Embracing the Surreal at The Frenchmen Hotel

Denver design firm FAM Design creates a female-forward, dreamlike atmosphere at the The Frenchmen Hotel with Italian surrealist Leonor Fini as their muse.

On any given day New Orleans can elicit the surreal. Just watch a cruise liner float by on the Mississippi from street level, the massive hull at a height well above your head; witness alligators sunbathing on the interstate; or find yourself in a traffic jam because a Mardi Gras Indian tribe is facing off with rivals in all their intricately-beaded and feathered glory.

So when FAM Design’s Megan Freckelton and Frank Mataipule chose surrealist artist Leonor Fini as inspiration for The Frenchmen Hotel’s new aesthetic, it just seemed like a perfect fit. “She struck us as someone who embodied the creativity and all of the interesting things that have happened on Frenchmen Street,” says Freckelton. “The fact that she loved entertaining, the fact that she was fairly eccentric, she had this flamboyant style . . . she just felt like a natural muse for this property.”

A charismatic, fiercely independent artist and entertainer, Leonor Fini was a creative soul who defied categorization, living and working on her own terms. She was constantly “in character,” a quality which enabled her to work with and, often inspire other artists such as legendary director Federico Fellini, famed photographer Man Ray, and Salvador Dalí, an artist who is quite literally synonymous with the surrealist movement.

Fini’s own work, often playing second-fiddle to her flamboyant personality, seems mostly an enigmatic reflection of herself, exploring ideas of femininity, sexuality and power. “When you read about the surrealist movement in France you always hear about Salvador Dali and a handful of other men,” says Freckelton. “She [Fini] isn’t really talked about too often, but she was right there with all of them.”

Translating the Fini-esque feel to the funky clutch of buildings located near the Esplanade end of Frenchmen Street entailed lots of dramatic, and sometimes unexpected color combinations. “She [Fini] actually had her hair dyed every color of the rainbow throughout her life, it was really expressive thing for her to do, especially at that time.” says Freckelton. “We took that as a sort of jumping off point using really vibrant colors throughout the hotel.” The colorful finishes, art and furniture placement all play their part to surrealistically alter your perspective.

In keeping with Fini’s feminist and rebellious nature, FAM’s design also focuses on “the feminine and the mysterious,” featuring art by female artists frequently depicting the female form, a design concept acting in direct opposition to the name of the hotel, as well as its sordid history. “Each room features at least one female portrait, and all the other work is surrealist, fantastical or strange in subject,” says Freckelton. “We have so many female portraits throughout the entire property, we wanted to make sure, with that brothel connection, that it was a celebration of women.”

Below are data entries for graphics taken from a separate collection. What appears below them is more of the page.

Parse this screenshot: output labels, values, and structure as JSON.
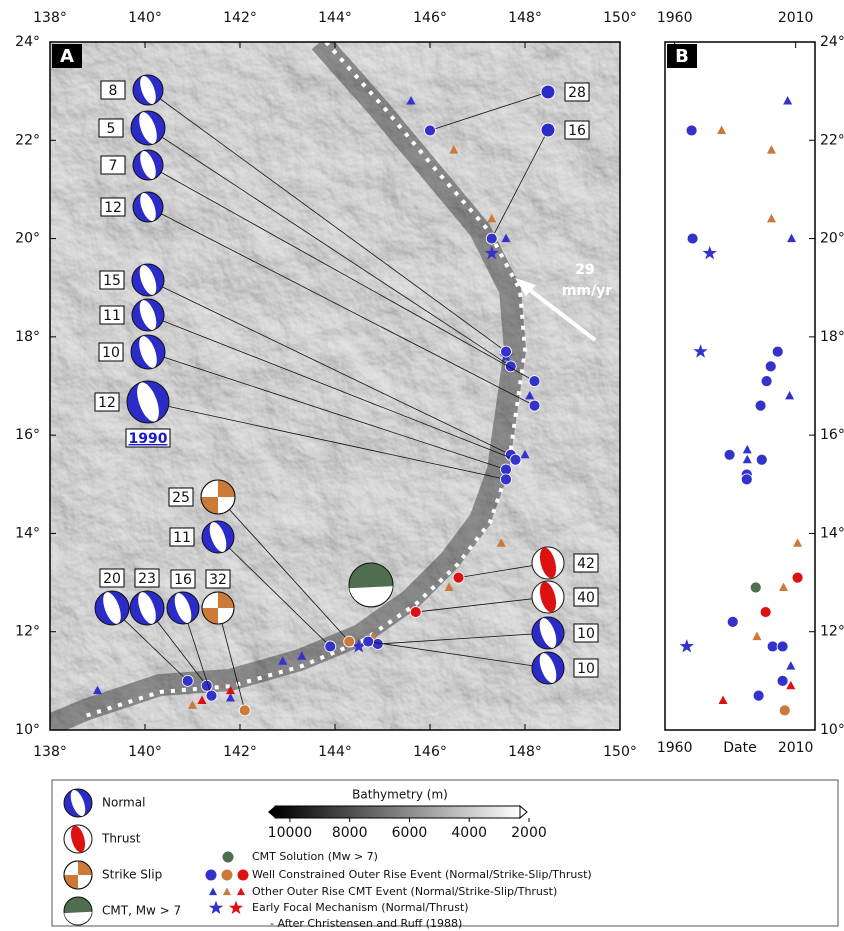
{
  "panel_a": {
    "label": "A",
    "xlim": [
      138,
      150
    ],
    "ylim": [
      10,
      24
    ],
    "xticks": [
      {
        "value": 138,
        "label": "138°"
      },
      {
        "value": 140,
        "label": "140°"
      },
      {
        "value": 142,
        "label": "142°"
      },
      {
        "value": 144,
        "label": "144°"
      },
      {
        "value": 146,
        "label": "146°"
      },
      {
        "value": 148,
        "label": "148°"
      },
      {
        "value": 150,
        "label": "150°"
      }
    ],
    "yticks": [
      {
        "value": 10,
        "label": "10°"
      },
      {
        "value": 12,
        "label": "12°"
      },
      {
        "value": 14,
        "label": "14°"
      },
      {
        "value": 16,
        "label": "16°"
      },
      {
        "value": 18,
        "label": "18°"
      },
      {
        "value": 20,
        "label": "20°"
      },
      {
        "value": 22,
        "label": "22°"
      },
      {
        "value": 24,
        "label": "24°"
      }
    ],
    "note_1990": "1990",
    "velocity": 29,
    "velocity_unit": "mm/yr",
    "mechanisms": [
      {
        "depth": 8,
        "type": "Normal",
        "lon": 147.6,
        "lat": 17.7
      },
      {
        "depth": 5,
        "type": "Normal",
        "lon": 147.7,
        "lat": 17.4
      },
      {
        "depth": 7,
        "type": "Normal",
        "lon": 148.2,
        "lat": 17.1
      },
      {
        "depth": 12,
        "type": "Normal",
        "lon": 148.2,
        "lat": 16.6
      },
      {
        "depth": 15,
        "type": "Normal",
        "lon": 147.7,
        "lat": 15.6
      },
      {
        "depth": 11,
        "type": "Normal",
        "lon": 147.8,
        "lat": 15.5
      },
      {
        "depth": 10,
        "type": "Normal",
        "lon": 147.6,
        "lat": 15.3
      },
      {
        "depth": 12,
        "type": "Normal",
        "lon": 147.6,
        "lat": 15.1
      },
      {
        "depth": 25,
        "type": "Strike Slip",
        "lon": 144.3,
        "lat": 11.8
      },
      {
        "depth": 11,
        "type": "Normal",
        "lon": 143.9,
        "lat": 11.7
      },
      {
        "depth": 20,
        "type": "Normal",
        "lon": 140.9,
        "lat": 11.0
      },
      {
        "depth": 23,
        "type": "Normal",
        "lon": 141.3,
        "lat": 10.9
      },
      {
        "depth": 16,
        "type": "Normal",
        "lon": 141.4,
        "lat": 10.7
      },
      {
        "depth": 32,
        "type": "Strike Slip",
        "lon": 142.1,
        "lat": 10.4
      },
      {
        "depth": 42,
        "type": "Thrust",
        "lon": 146.6,
        "lat": 13.1
      },
      {
        "depth": 40,
        "type": "Thrust",
        "lon": 145.7,
        "lat": 12.4
      },
      {
        "depth": 10,
        "type": "Normal",
        "lon": 144.9,
        "lat": 11.75
      },
      {
        "depth": 10,
        "type": "Normal",
        "lon": 144.7,
        "lat": 11.8
      },
      {
        "depth": 28,
        "type": "Event",
        "lon": 146.0,
        "lat": 22.2
      },
      {
        "depth": 16,
        "type": "Event",
        "lon": 147.3,
        "lat": 20.0
      }
    ],
    "events": [
      {
        "lon": 145.6,
        "lat": 22.8,
        "kind": "triangle",
        "color": "#3333cc"
      },
      {
        "lon": 146.5,
        "lat": 21.8,
        "kind": "triangle",
        "color": "#cc7a3a"
      },
      {
        "lon": 147.3,
        "lat": 20.4,
        "kind": "triangle",
        "color": "#cc7a3a"
      },
      {
        "lon": 147.6,
        "lat": 20.0,
        "kind": "triangle",
        "color": "#3333cc"
      },
      {
        "lon": 148.1,
        "lat": 16.8,
        "kind": "triangle",
        "color": "#3333cc"
      },
      {
        "lon": 148.0,
        "lat": 15.6,
        "kind": "triangle",
        "color": "#3333cc"
      },
      {
        "lon": 147.5,
        "lat": 13.8,
        "kind": "triangle",
        "color": "#cc7a3a"
      },
      {
        "lon": 146.4,
        "lat": 12.9,
        "kind": "triangle",
        "color": "#cc7a3a"
      },
      {
        "lon": 144.8,
        "lat": 11.9,
        "kind": "triangle",
        "color": "#cc7a3a"
      },
      {
        "lon": 142.9,
        "lat": 11.4,
        "kind": "triangle",
        "color": "#3333cc"
      },
      {
        "lon": 143.3,
        "lat": 11.5,
        "kind": "triangle",
        "color": "#3333cc"
      },
      {
        "lon": 141.8,
        "lat": 10.8,
        "kind": "triangle",
        "color": "#dd1111"
      },
      {
        "lon": 141.8,
        "lat": 10.65,
        "kind": "triangle",
        "color": "#3333cc"
      },
      {
        "lon": 141.0,
        "lat": 10.5,
        "kind": "triangle",
        "color": "#cc7a3a"
      },
      {
        "lon": 141.2,
        "lat": 10.6,
        "kind": "triangle",
        "color": "#dd1111"
      },
      {
        "lon": 139.0,
        "lat": 10.8,
        "kind": "triangle",
        "color": "#3333cc"
      },
      {
        "lon": 147.3,
        "lat": 19.7,
        "kind": "star",
        "color": "#3333cc"
      },
      {
        "lon": 147.6,
        "lat": 17.6,
        "kind": "star",
        "color": "#3333cc"
      },
      {
        "lon": 144.5,
        "lat": 11.7,
        "kind": "star",
        "color": "#3333cc"
      }
    ]
  },
  "panel_b": {
    "label": "B",
    "xlabel": "Date",
    "xlim": [
      1956,
      2018
    ],
    "ylim": [
      10,
      24
    ],
    "xticks": [
      1960,
      2010
    ],
    "yticks": [
      {
        "value": 10,
        "label": "10°"
      },
      {
        "value": 12,
        "label": "12°"
      },
      {
        "value": 14,
        "label": "14°"
      },
      {
        "value": 16,
        "label": "16°"
      },
      {
        "value": 18,
        "label": "18°"
      },
      {
        "value": 20,
        "label": "20°"
      },
      {
        "value": 22,
        "label": "22°"
      },
      {
        "value": 24,
        "label": "24°"
      }
    ],
    "points": [
      {
        "year": 1967,
        "lat": 22.2,
        "kind": "circle",
        "color": "#3333cc"
      },
      {
        "year": 1967.4,
        "lat": 20.0,
        "kind": "circle",
        "color": "#3333cc"
      },
      {
        "year": 2002.6,
        "lat": 17.7,
        "kind": "circle",
        "color": "#3333cc"
      },
      {
        "year": 1999.7,
        "lat": 17.4,
        "kind": "circle",
        "color": "#3333cc"
      },
      {
        "year": 1998,
        "lat": 17.1,
        "kind": "circle",
        "color": "#3333cc"
      },
      {
        "year": 1995.5,
        "lat": 16.6,
        "kind": "circle",
        "color": "#3333cc"
      },
      {
        "year": 1982.7,
        "lat": 15.6,
        "kind": "circle",
        "color": "#3333cc"
      },
      {
        "year": 1996,
        "lat": 15.5,
        "kind": "circle",
        "color": "#3333cc"
      },
      {
        "year": 1989.8,
        "lat": 15.2,
        "kind": "circle",
        "color": "#3333cc"
      },
      {
        "year": 1989.8,
        "lat": 15.1,
        "kind": "circle",
        "color": "#3333cc"
      },
      {
        "year": 1984,
        "lat": 12.2,
        "kind": "circle",
        "color": "#3333cc"
      },
      {
        "year": 2000.5,
        "lat": 11.7,
        "kind": "circle",
        "color": "#3333cc"
      },
      {
        "year": 2004.6,
        "lat": 11.7,
        "kind": "circle",
        "color": "#3333cc"
      },
      {
        "year": 2004.6,
        "lat": 11.0,
        "kind": "circle",
        "color": "#3333cc"
      },
      {
        "year": 1994.7,
        "lat": 10.7,
        "kind": "circle",
        "color": "#3333cc"
      },
      {
        "year": 2005.5,
        "lat": 10.4,
        "kind": "circle",
        "color": "#cc7a3a"
      },
      {
        "year": 1997.6,
        "lat": 12.4,
        "kind": "circle",
        "color": "#dd1111"
      },
      {
        "year": 2010.8,
        "lat": 13.1,
        "kind": "circle",
        "color": "#dd1111"
      },
      {
        "year": 1993.5,
        "lat": 12.9,
        "kind": "circle",
        "color": "#4f6e4f"
      },
      {
        "year": 1974.5,
        "lat": 19.7,
        "kind": "star",
        "color": "#3333cc"
      },
      {
        "year": 1970.7,
        "lat": 17.7,
        "kind": "star",
        "color": "#3333cc"
      },
      {
        "year": 1965,
        "lat": 11.7,
        "kind": "star",
        "color": "#3333cc"
      },
      {
        "year": 2006.7,
        "lat": 22.8,
        "kind": "triangle",
        "color": "#3333cc"
      },
      {
        "year": 2008.3,
        "lat": 20.0,
        "kind": "triangle",
        "color": "#3333cc"
      },
      {
        "year": 2007.5,
        "lat": 16.8,
        "kind": "triangle",
        "color": "#3333cc"
      },
      {
        "year": 1990,
        "lat": 15.7,
        "kind": "triangle",
        "color": "#3333cc"
      },
      {
        "year": 1990,
        "lat": 15.5,
        "kind": "triangle",
        "color": "#3333cc"
      },
      {
        "year": 2008,
        "lat": 11.3,
        "kind": "triangle",
        "color": "#3333cc"
      },
      {
        "year": 1979.4,
        "lat": 22.2,
        "kind": "triangle",
        "color": "#cc7a3a"
      },
      {
        "year": 2000,
        "lat": 21.8,
        "kind": "triangle",
        "color": "#cc7a3a"
      },
      {
        "year": 2000,
        "lat": 20.4,
        "kind": "triangle",
        "color": "#cc7a3a"
      },
      {
        "year": 2010.8,
        "lat": 13.8,
        "kind": "triangle",
        "color": "#cc7a3a"
      },
      {
        "year": 2005,
        "lat": 12.9,
        "kind": "triangle",
        "color": "#cc7a3a"
      },
      {
        "year": 1994,
        "lat": 11.9,
        "kind": "triangle",
        "color": "#cc7a3a"
      },
      {
        "year": 1980,
        "lat": 10.6,
        "kind": "triangle",
        "color": "#dd1111"
      },
      {
        "year": 2008,
        "lat": 10.9,
        "kind": "triangle",
        "color": "#dd1111"
      }
    ]
  },
  "legend": {
    "mechanisms": [
      "Normal",
      "Thrust",
      "Strike Slip",
      "CMT, Mw > 7"
    ],
    "colorbar_title": "Bathymetry (m)",
    "colorbar_lim": [
      10500,
      2300
    ],
    "colorbar_ticks": [
      10000,
      8000,
      6000,
      4000,
      2000
    ],
    "events": [
      "CMT Solution (Mw > 7)",
      "Well Constrained Outer Rise Event (Normal/Strike-Slip/Thrust)",
      "Other Outer Rise CMT Event (Normal/Strike-Slip/Thrust)",
      "Early Focal Mechanism (Normal/Thrust)",
      "- After Christensen and Ruff (1988)"
    ]
  }
}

A mighty roster of female artists from around the globe, including Fini herself, are representing at the little Marigny hotel, from Italian ceramist Paola Paronetto’s hand-crafted paper-clay pendant lights to native Chicagoan Laura Berger’s interconnected female forms frolicking in the lobby stairwell. A cluster of uncanny-looking candle holders made by Australian artist Kerryn Levy rest upon a mantled mirror in the lobby, while Argentinian artist Sofia Bonati’s large scale, female portraits dominate the upper corridor.

New Orleans herself hasn’t been left out of this femme-fete. Local artist and art teacher Rachel Loyacono painted a mural above the hotel’s courtyard pool featuring bright, colorful renderings of native plants. “It was funny, we were talking about the mural and her mother had pointed out that she [Loyacono] had actually used a couple of poisonous plants,” mused Freckelton. “But I said it works! It’s kind of nod to Fini’s rebellious ways.”

As it turns out, Fini was also a bonafide “cat lady” who cared for over fifty felines during the course of her life, furry characters who also often became subjects of her artwork. Guests will discover a cat hook on the back of their bathroom door, a brass cat sculpture who watches over the lobby and many other gamboling cats hidden about the premises.

Hospitality veteran Robert Thompson, founder and CEO of Angevin & Co., purchased The Frenchmen Hotel in 2021 and during the renovation contributed a lot of his own ideas to create The Frenchmen’s unique atmosphere. “He was fully integrated into the creative process. He is definitely a big part of our design team” says Freckelton.

The original 1860’s character of The Frenchmen remain, from ceiling medallions and hardwood floors, to exposed brick walls and crown molding. “This building had the most incredible bones.” says Freckelton. “It really was mostly a cosmetic renovation, you know? All the rooms are highly colorful, the upper floors have wood flooring, the bottom ones have new tile, fully renovated bathrooms.”

In describing her aesthetic strategy, Leonor Fini once said “I strike it, stalk it, try to make it obey me. Then in its disobedience, it forms things I like.” By rebelling against its very name, The Frenchmen Hotel has been transformed into an avant garde respite for both visitors and locals in the heart of one of New Orleans most bohemian of neighborhoods.